Whether at the state-level or federal-level, it can be a challenge for lawmakers when it comes to defining surprise medical bills, according to Ginsburg. Kaiser Family Foundation defines a surprise medical bill as “charges arising when an insured individual inadvertently receives care from an out-of-network provider.” Of course, comprehensive federal legislation would require more specific language and “it is not going to cover everything,” Ginsburg said.
A federal law, like most state laws, would most likely apply to some combination of emergency, anesthesiology, pathology, and radiology -- areas where patients often have no real choice whether services are delivered by an in-network or out-of-network provider. The most straightforward policy would be one that caps out-of-network charges, like laws in California and Maryland, and is applied to a clearly defined set of providers and services, according to Ginsburg.

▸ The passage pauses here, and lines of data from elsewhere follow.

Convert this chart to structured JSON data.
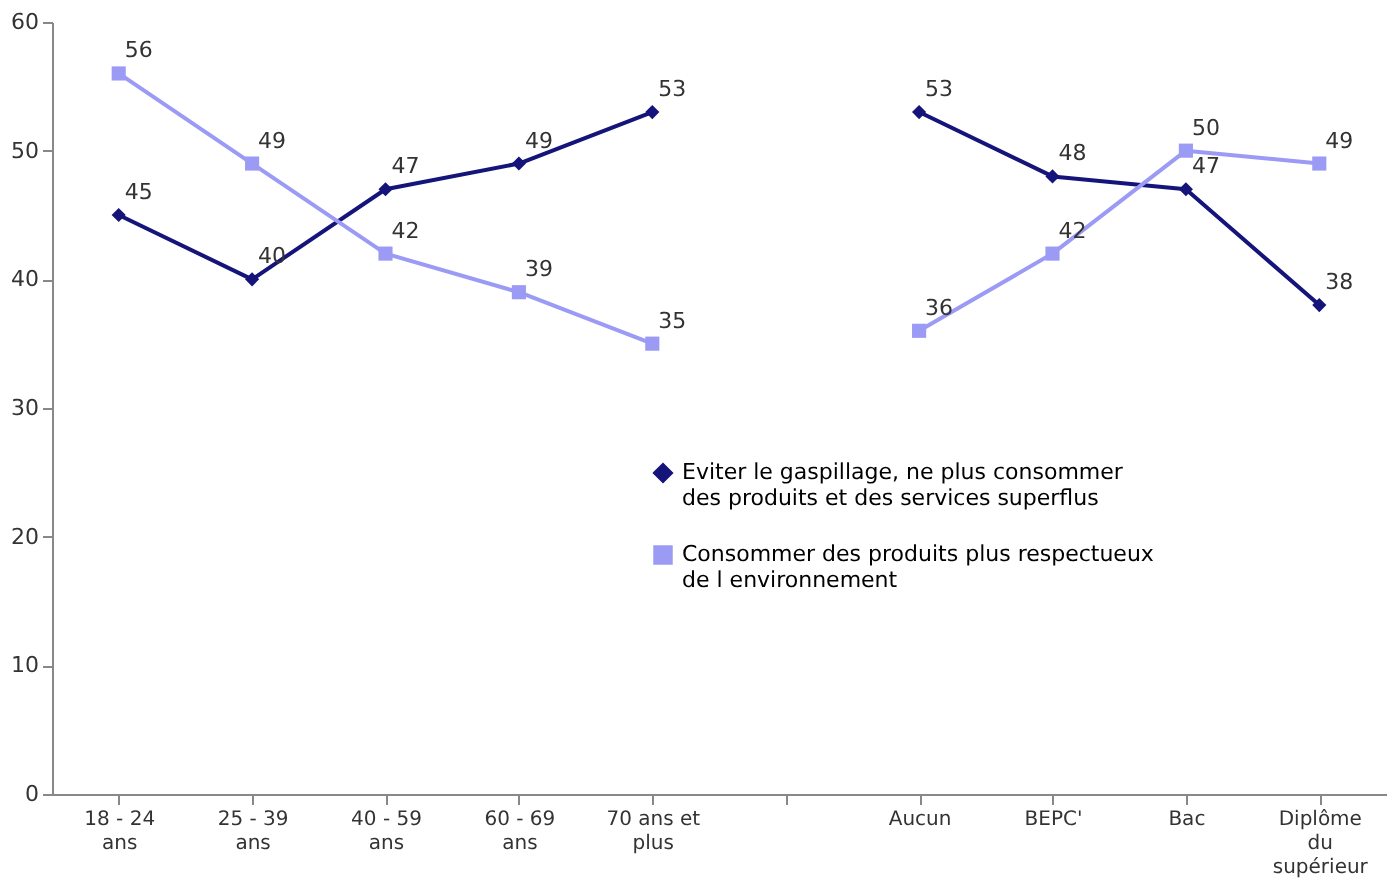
{
  "chart_data": {
    "type": "line",
    "categories": [
      "18 - 24 ans",
      "25 - 39 ans",
      "40 - 59 ans",
      "60 - 69 ans",
      "70 ans et plus",
      null,
      "Aucun",
      "BEPC'",
      "Bac",
      "Diplôme du supérieur"
    ],
    "series": [
      {
        "name": "Eviter le gaspillage, ne plus consommer des produits et des services superflus",
        "color": "#14147a",
        "marker": "diamond",
        "values": [
          45,
          40,
          47,
          49,
          53,
          null,
          53,
          48,
          47,
          38
        ]
      },
      {
        "name": "Consommer des produits plus respectueux de l environnement",
        "color": "#9b9bf5",
        "marker": "square",
        "values": [
          56,
          49,
          42,
          39,
          35,
          null,
          36,
          42,
          50,
          49
        ]
      }
    ],
    "ylim": [
      0,
      60
    ],
    "yticks": [
      0,
      10,
      20,
      30,
      40,
      50,
      60
    ],
    "grid": false,
    "legend": "right",
    "data_labels": true,
    "line_style": "solid"
  }
}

If lawmakers pursue a policy such as this, it would likely stir up controversy between providers, who want higher caps, and payers, who want lower caps. However, there would be benefits on both sides, according to Garmon. For instance, surprise medical bills undermine narrow network plans, which erodes consumer confidence and discourages competition among providers to be included in a narrow network plan.
Crafting legislation that strikes a balance between provider and payer needs could make the plans more appealing, and the benefit to the one in five patients hit with surprise bills is obvious. However, while there is a clear picture of the problem, the solution is no obvious solution. “Anything that you do could have unintended effects,” Garmon said.